When to Roll Your Own

Libraries are amazing. No, not the place where you go and get books for free (though, those are amazing too!), but software libraries. Libraries let you “skip” a bunch of work and go straight to the meat and potatoes of your software. If you are writing scheduling software, you can get an open-source library to render the calendar, then plug in your scheduling magic and BAM, you are done. Right?

Not quite.

Every library you add is potential technical debt. Sure, you get to “skip” that implementation, but one day, you’ll eventually run into the limitations of at least one library. When that happens you’ll be faced with a choice: do I contribute a new feature to the library, maintain an internal fork (licenses allowing), or do I roll my own library?

A lot of teams get hung up on this question. It doesn’t seem like there is a simple solution … but I think there is. Let me give a practical example:

I’ve been running my home-grown Swytch Framework in production for a while now, on several small projects. One of the cool things about the framework is that you write really simple components (just like React), and it handles all the escaping and safety, magically, right out of the box.

Most other template engines (like Twig, for example), also handle escaping … halfway. In other words, you have to tell Twig to escape an attribute if you are outputting an attribute, or HTML if you are outputting HTML, or js, if you output js (the default is HTML mode, at least in Twig).

How this works, is that it parses the HTML as the component returns it, inserts any children (if defined), etc. Since it is parsing the HTML, it knows the escaping context to use. For example, in “plain-ole-PHP”, this is insecure:

<Login redirectTo="{<?= $_GET['rd'] ?? '/dashboard' ?>}"></Login>

But in the Swytch Framework, the redirectTo attribute is escaped before rendering the Login component.

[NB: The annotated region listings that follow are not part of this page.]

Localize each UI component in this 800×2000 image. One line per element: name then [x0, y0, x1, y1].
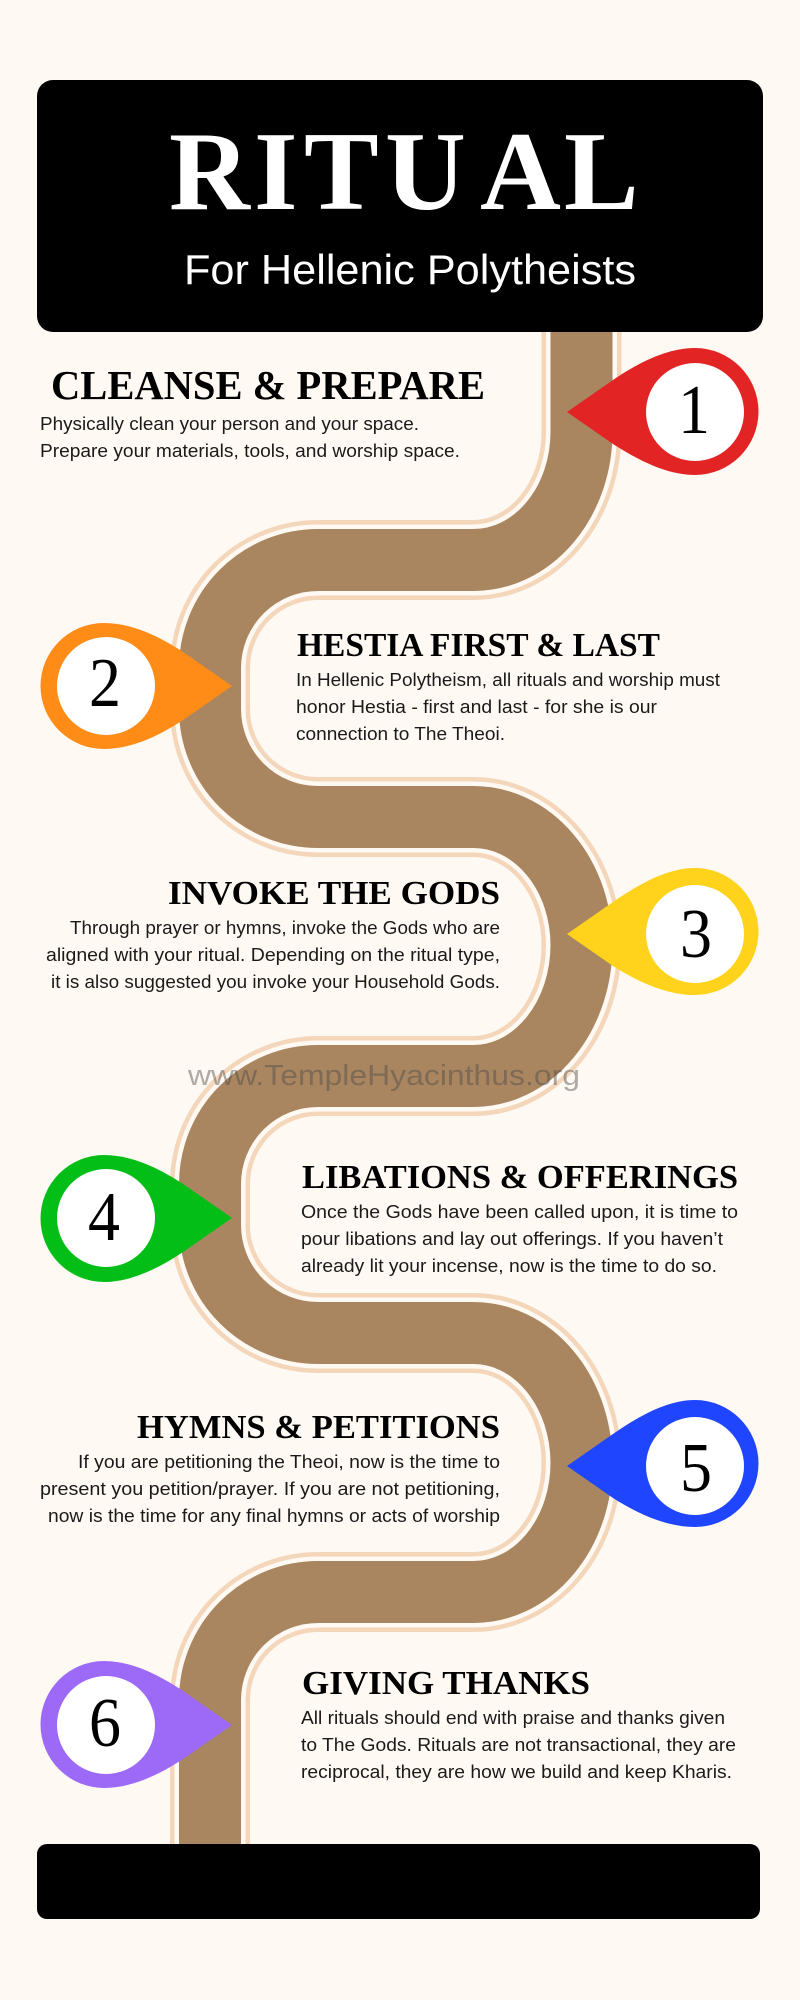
step 4 text: already lit your incense, now is the time to do so.	[301, 1256, 717, 1276]
title: RITUAL	[169, 110, 639, 234]
step 1 pin	[567, 348, 758, 475]
step 1 text: Physically clean your person and your space.	[40, 414, 419, 434]
step 4 text: Once the Gods have been called upon, it is time to	[301, 1202, 738, 1222]
step 5 text	[40, 1409, 500, 1526]
step 5 text: now is the time for any final hymns or acts of worship	[48, 1506, 500, 1526]
winding road	[210, 300, 582, 1860]
step 4 text: pour libations and lay out offerings. If you haven’t	[301, 1229, 723, 1249]
step 6 text: reciprocal, they are how we build and keep Kharis.	[301, 1762, 732, 1782]
step 5 text: If you are petitioning the Theoi, now is the time to	[78, 1452, 500, 1472]
step 2 pin	[40, 623, 232, 749]
step 1 text: CLEANSE & PREPARE	[51, 362, 485, 408]
step 3 pin: 3	[680, 896, 712, 973]
watermark: www.TempleHyacinthus.org	[187, 1060, 580, 1092]
step 3 pin	[567, 868, 758, 995]
step 4 text: LIBATIONS & OFFERINGS	[302, 1159, 738, 1196]
subtitle: For Hellenic Polytheists	[184, 246, 636, 293]
step 6 text	[301, 1665, 736, 1782]
step 3 text: aligned with your ritual. Depending on the ritual type,	[46, 945, 500, 965]
step 3 text: it is also suggested you invoke your Household Gods.	[51, 972, 500, 992]
step 3 text: INVOKE THE GODS	[168, 875, 500, 912]
step 6 pin	[40, 1661, 232, 1788]
step 2 text: honor Hestia - first and last - for she is our	[296, 697, 657, 717]
step 1 pin: 1	[678, 372, 710, 449]
step 3 text	[46, 875, 500, 992]
step 2 text	[296, 627, 720, 744]
step 6 text: to The Gods. Rituals are not transactional, they are	[301, 1735, 736, 1755]
step 6 text: GIVING THANKS	[302, 1665, 590, 1702]
step 2 text: HESTIA FIRST & LAST	[297, 627, 660, 664]
step 5 text: present you petition/prayer. If you are not petitioning,	[40, 1479, 500, 1499]
step 2 pin: 2	[89, 645, 121, 722]
footer bar	[37, 1844, 760, 1919]
step 1 text: Prepare your materials, tools, and worship space.	[40, 441, 460, 461]
step 2 text: connection to The Theoi.	[296, 724, 505, 744]
step 6 pin: 6	[89, 1685, 121, 1762]
header panel	[37, 80, 763, 332]
step 5 text: HYMNS & PETITIONS	[137, 1409, 500, 1446]
step 4 pin: 4	[88, 1179, 120, 1256]
step 6 text: All rituals should end with praise and thanks given	[301, 1708, 725, 1728]
step 5 pin	[567, 1400, 758, 1527]
step 4 pin	[40, 1155, 232, 1282]
step 3 text: Through prayer or hymns, invoke the Gods who are	[70, 918, 500, 938]
step 1 text	[40, 362, 485, 461]
step 2 text: In Hellenic Polytheism, all rituals and worship must	[296, 670, 720, 690]
step 4 text	[301, 1159, 738, 1276]
step 5 pin: 5	[680, 1430, 712, 1507]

Now, this is fantastic … but there was a problem with parsing the HTML. Firstly, pretty much every off-the-shelf HTML5 parser written in PHP is a validating parser. That means this:

<!-- note the single quote instead of double quotes -->
<a href='/home'>Hello world</a>

Would get transformed into this:

<!-- note the single quote instead of double quotes -->
<a href="/home">Hello world</a>

Because that is what a proper HTML5 parser does under the hood (according to the spec). However, that would also mean it would transform things to be “proper” HTML which would break in the browser (funny enough) because … well, because PHP isn’t a browser. We can get into the nitty gritty, but these libraries are built for validating HTML that you paste into a form, or scraping sites … not for rendering HTML in a browser.

And here I was, faced with fixing a library where patches are unlikely to be accepted upstream, maintaining my own fork, or building a parser from scratch.

The Heuristics

When trying to answer this question, I think first about the project I’m working on. Does my use case fit within the boundaries and vision of the library I’m using? In other words, if I were to make the changes I wanted, how hard would it be to get those changes merged in?

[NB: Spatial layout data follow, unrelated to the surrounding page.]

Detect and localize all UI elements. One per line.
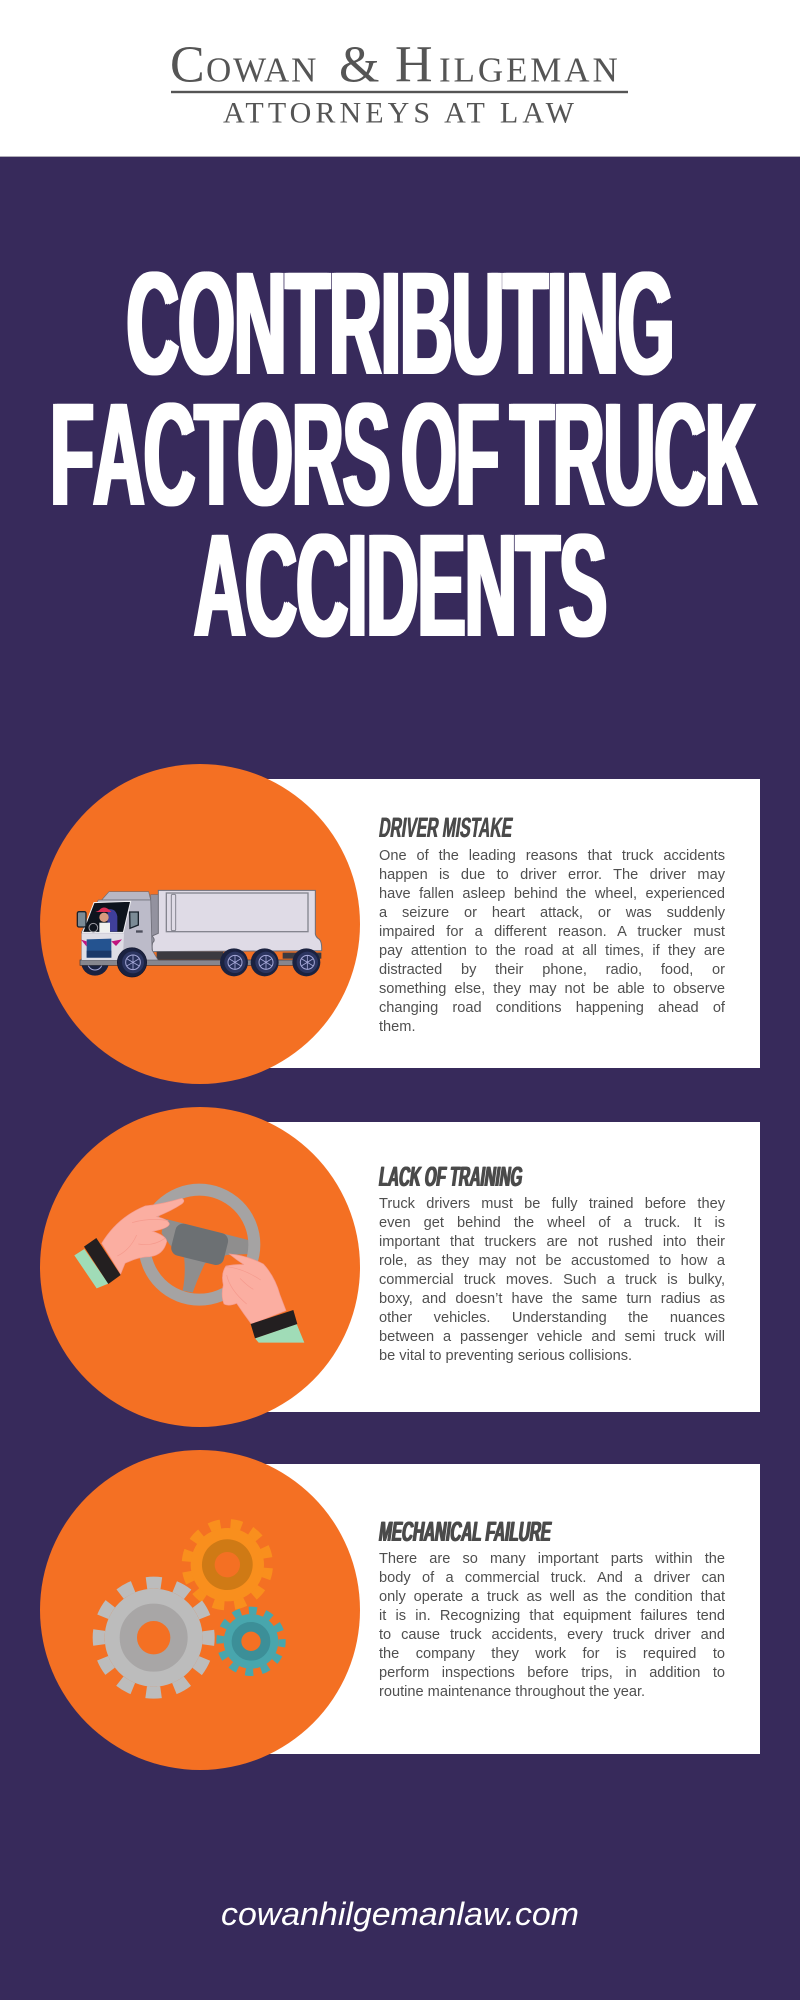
title: ACCIDENTS xyxy=(194,504,606,668)
icon: gears xyxy=(92,1519,286,1699)
heading: driver mistake: DRIVER MISTAKE xyxy=(377,812,515,843)
logo: OWAN xyxy=(206,51,318,90)
icon: steering wheel with hands xyxy=(74,1184,304,1343)
header band xyxy=(0,0,800,157)
text: lack of training: even get behind the wheel of a truck. It is xyxy=(379,1215,725,1231)
text: mechanical failure: perform inspections before trips, in addition to xyxy=(379,1665,725,1681)
text: lack of training: commercial truck moves. Such a truck is bulky, xyxy=(379,1272,725,1288)
panel: mechanical failure xyxy=(40,1450,760,1770)
text: lack of training xyxy=(379,1196,725,1364)
text: lack of training: other vehicles. Understanding the nuances xyxy=(379,1310,725,1326)
gear: grey xyxy=(99,1583,209,1693)
text: mechanical failure: it is in. Recognizing that equipment failures tend xyxy=(379,1608,725,1624)
logo: ILGEMAN xyxy=(439,51,621,90)
text: lack of training: role, as they may not be accustomed to how a xyxy=(379,1253,725,1269)
text: mechanical failure: the company they work for is required to xyxy=(379,1646,725,1662)
text: lack of training: between a passenger vehicle and semi truck will xyxy=(379,1329,725,1345)
gear: teal xyxy=(218,1609,284,1674)
text: lack of training: boxy, and doesn’t have the same turn radius as xyxy=(379,1291,725,1307)
title: CONTRIBUTING xyxy=(126,242,674,406)
text: lack of training: important that truckers are not rushed into their xyxy=(379,1234,725,1250)
heading: mechanical failure: MECHANICAL FAILURE xyxy=(377,1516,553,1547)
text: mechanical failure: There are so many important parts within the xyxy=(379,1551,725,1567)
footer url: cowanhilgemanlaw.com xyxy=(221,1896,579,1932)
text: driver mistake: pay attention to the road at all times, if they are xyxy=(379,943,725,959)
logo: & xyxy=(339,37,379,94)
gear: orange xyxy=(179,1516,276,1613)
heading: lack of training: LACK OF TRAINING xyxy=(377,1161,525,1192)
text: driver mistake: distracted by their phone, radio, food, or xyxy=(379,962,725,978)
text: driver mistake: a seizure or heart attack, or was suddenly xyxy=(379,905,725,921)
text: driver mistake: happen is due to driver error. The driver may xyxy=(379,867,725,883)
text: mechanical failure xyxy=(379,1551,725,1700)
text: mechanical failure: to cause truck accidents, every truck driver and xyxy=(379,1627,725,1643)
text: driver mistake: One of the leading reasons that truck accidents xyxy=(379,848,725,864)
text: driver mistake: something else, they may not be able to observe xyxy=(379,981,725,997)
text: lack of training: Truck drivers must be fully trained before they xyxy=(379,1196,725,1212)
text: driver mistake xyxy=(379,848,725,1035)
text: mechanical failure: body of a commercial truck. And a driver can xyxy=(379,1570,725,1586)
text: driver mistake: changing road conditions happening ahead of xyxy=(379,1000,725,1016)
text: driver mistake: have fallen asleep behind the wheel, experienced xyxy=(379,886,725,902)
text: mechanical failure: only operate a truck as well as the condition that xyxy=(379,1589,725,1605)
text: lack of training: be vital to preventing serious collisions. xyxy=(379,1348,632,1364)
logo: C xyxy=(170,37,205,94)
icon: truck xyxy=(76,890,322,978)
title xyxy=(50,242,758,668)
logo xyxy=(170,37,628,130)
text: mechanical failure: routine maintenance throughout the year. xyxy=(379,1684,645,1700)
panel: driver mistake xyxy=(40,764,760,1084)
logo: H xyxy=(395,37,433,94)
text: driver mistake: impaired for a different reason. A trucker must xyxy=(379,924,725,940)
panel: lack of training xyxy=(40,1107,760,1427)
text: driver mistake: them. xyxy=(379,1019,416,1035)
title: FACTORS OF TRUCK xyxy=(50,373,756,537)
logo: ATTORNEYS AT LAW xyxy=(223,97,575,130)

Then I think about the library itself: is it well-written and easy to extend? Are the maintainers around, like are they responsive to issues and pull requests? If I were to maintain a fork, would the community benefit from making the fork public? Do I want to become the “defacto maintainer” because the library is practically abandoned?

Then finally, I have a pretty good idea of what is out there and how the library works. If I’ve made a decision to ditch the library, I have two choices (usually the same amount of work, to be honest): roll my own or implement a different library — assuming there is another library…

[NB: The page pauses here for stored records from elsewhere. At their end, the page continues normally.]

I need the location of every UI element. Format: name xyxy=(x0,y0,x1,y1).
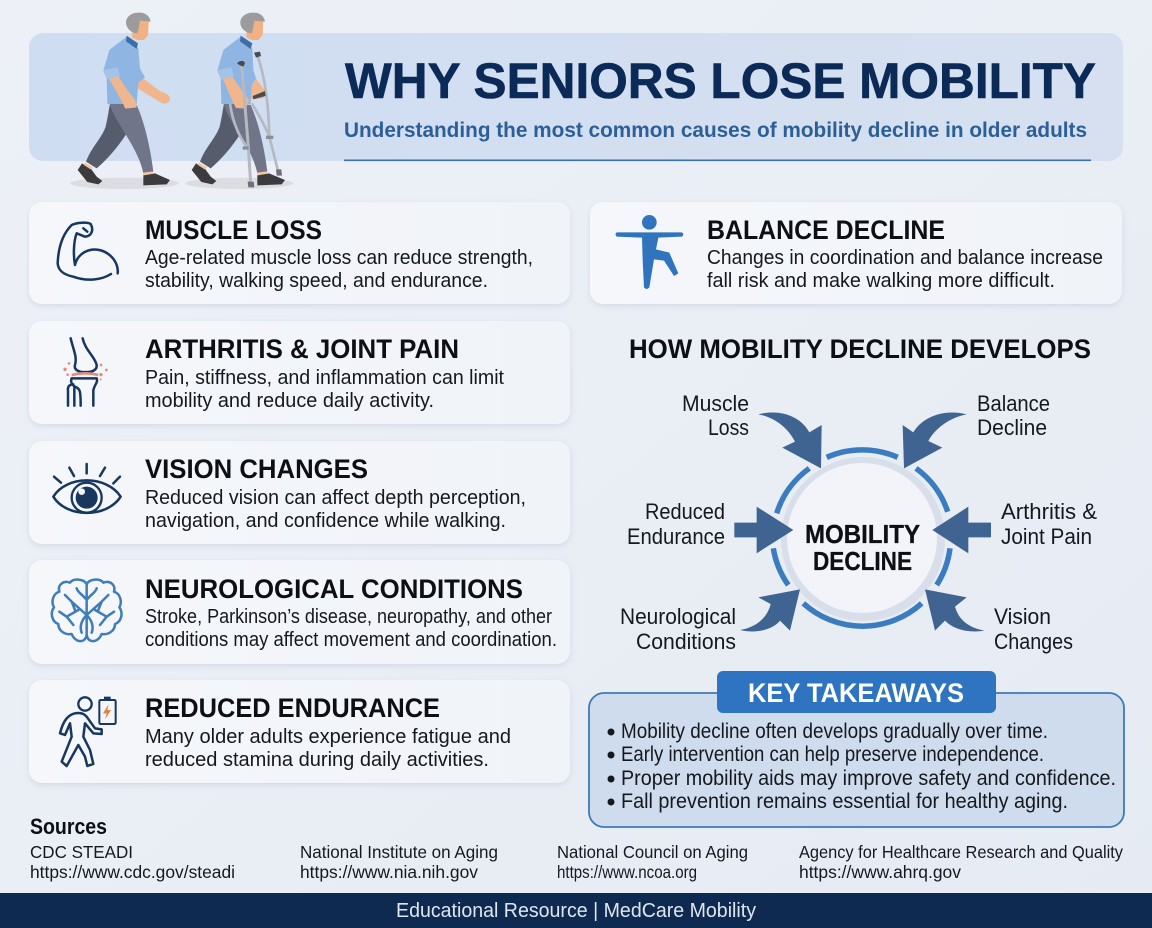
icon: brain xyxy=(52,580,121,641)
heading: BALANCE DECLINE xyxy=(707,215,945,245)
card: muscle loss xyxy=(29,202,570,304)
label: balance decline: Decline xyxy=(977,415,1047,440)
heading: NEUROLOGICAL CONDITIONS xyxy=(145,574,523,604)
icon: walker with low battery xyxy=(60,697,116,766)
source: AHRQ: https://www.ahrq.gov xyxy=(799,862,961,882)
description: Many older adults experience fatigue and xyxy=(145,726,511,748)
icon: balancing figure xyxy=(615,215,683,289)
source: AHRQ: Agency for Healthcare Research and Quality xyxy=(799,842,1123,862)
heading: MUSCLE LOSS xyxy=(145,215,322,245)
icon: knee joint xyxy=(63,338,108,406)
description: conditions may affect movement and coordination. xyxy=(145,629,557,651)
sources xyxy=(30,814,1123,882)
description: navigation, and confidence while walking. xyxy=(145,510,506,532)
label: neurological conditions: Conditions xyxy=(636,629,736,654)
takeaways list: Fall prevention remains essential for healthy aging. xyxy=(621,790,1068,813)
description: Age-related muscle loss can reduce strength, xyxy=(145,247,533,269)
card: neurological conditions xyxy=(29,560,570,664)
description: reduced stamina during daily activities. xyxy=(145,749,489,771)
description: Pain, stiffness, and inflammation can limit xyxy=(145,367,504,389)
heading: REDUCED ENDURANCE xyxy=(145,693,440,723)
panel: key takeaways xyxy=(589,671,1124,827)
icon: flexed arm xyxy=(58,223,118,280)
subtitle: Understanding the most common causes of mobility decline in older adults xyxy=(344,119,1087,142)
source: NCOA: National Council on Aging xyxy=(557,842,748,862)
section heading: how mobility decline develops: HOW MOBILITY DECLINE DEVELOPS xyxy=(629,334,1091,364)
title: WHY SENIORS LOSE MOBILITY xyxy=(345,53,1096,109)
centre label: DECLINE xyxy=(813,546,912,576)
takeaways list xyxy=(608,720,1116,813)
label: arthritis and joint pain: Joint Pain xyxy=(1001,524,1092,549)
footer bar xyxy=(0,893,1152,928)
label: arthritis and joint pain: Arthritis & xyxy=(1001,499,1097,524)
label: neurological conditions: Neurological xyxy=(620,604,736,629)
diagram: causes converging on mobility decline xyxy=(620,391,1097,654)
source: NCOA: https://www.ncoa.org xyxy=(557,862,697,882)
takeaways badge xyxy=(717,671,996,713)
source: NIA: National Institute on Aging xyxy=(300,842,498,862)
footer bar: Educational Resource | MedCare Mobility xyxy=(396,900,756,922)
description: Stroke, Parkinson’s disease, neuropathy, and other xyxy=(145,606,552,628)
label: muscle loss: Loss xyxy=(708,415,749,440)
description: mobility and reduce daily activity. xyxy=(145,390,434,412)
heading: VISION CHANGES xyxy=(145,454,368,484)
takeaways badge: KEY TAKEAWAYS xyxy=(748,678,964,708)
sources: Sources xyxy=(30,814,107,839)
label: muscle loss: Muscle xyxy=(682,391,749,416)
takeaways list: Early intervention can help preserve independence. xyxy=(621,743,1044,766)
illustration: senior walking unaided xyxy=(70,13,179,189)
takeaways list: Mobility decline often develops gradually over time. xyxy=(621,720,1048,743)
label: vision changes: Changes xyxy=(994,629,1073,654)
ring segments xyxy=(773,450,950,626)
source: CDC: https://www.cdc.gov/steadi xyxy=(30,862,235,882)
description: Changes in coordination and balance increase xyxy=(707,247,1103,269)
label: reduced endurance: Endurance xyxy=(627,524,725,549)
illustration: senior walking with crutches xyxy=(185,13,293,189)
header banner xyxy=(29,33,1123,161)
card: balance decline xyxy=(590,202,1122,304)
description: Reduced vision can affect depth perception, xyxy=(145,487,526,509)
heading: ARTHRITIS & JOINT PAIN xyxy=(145,334,459,364)
arrows xyxy=(734,413,991,631)
icon: eye xyxy=(53,464,121,513)
source: NIA: https://www.nia.nih.gov xyxy=(300,862,478,882)
label: reduced endurance: Reduced xyxy=(645,499,725,524)
card: vision changes xyxy=(29,441,570,544)
takeaways list: Proper mobility aids may improve safety and confidence. xyxy=(621,767,1116,790)
card: arthritis and joint pain xyxy=(29,321,570,424)
source: CDC: CDC STEADI xyxy=(30,842,133,862)
label: balance decline: Balance xyxy=(977,391,1050,416)
description: fall risk and make walking more difficult. xyxy=(707,270,1055,292)
card: reduced endurance xyxy=(29,680,570,783)
label: vision changes: Vision xyxy=(994,604,1051,629)
centre label: MOBILITY xyxy=(805,519,920,549)
description: stability, walking speed, and endurance. xyxy=(145,270,488,292)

Also, at this point, we have a really good idea of our requirements, so selecting another library is pretty straightforward if it is a possibility.

If no other library can be selected, then it is time to roll your own solution.

In my case, I ended up implementing a streaming parser that is about as fast (within the margin of error) as the library it is replacing. I was able to maintain the exact same API, with very few modifications. However, it is 1000x more flexible. I’m able to do things that were simply impossible to do in the original (like replace entire tokens while parsing, write components for “special” HTML tags instead of hardcoding behavior in the tokenizer, etc). In the end, not only is it more flexible, but more maintainable. It reads much like the parsing spec, so updating it if the spec changes should be ridiculously easy.

You may have noticed that this is pretty much a ‘last ditch’ decision, but it shouldn’t be a hard one. Sometimes, when you’re working on a personal project or whatever, it makes sense to start with rolling your own … but when you’re trying to do something serious … don’t make the decision lightly, but also don’t be afraid of making it in the first place.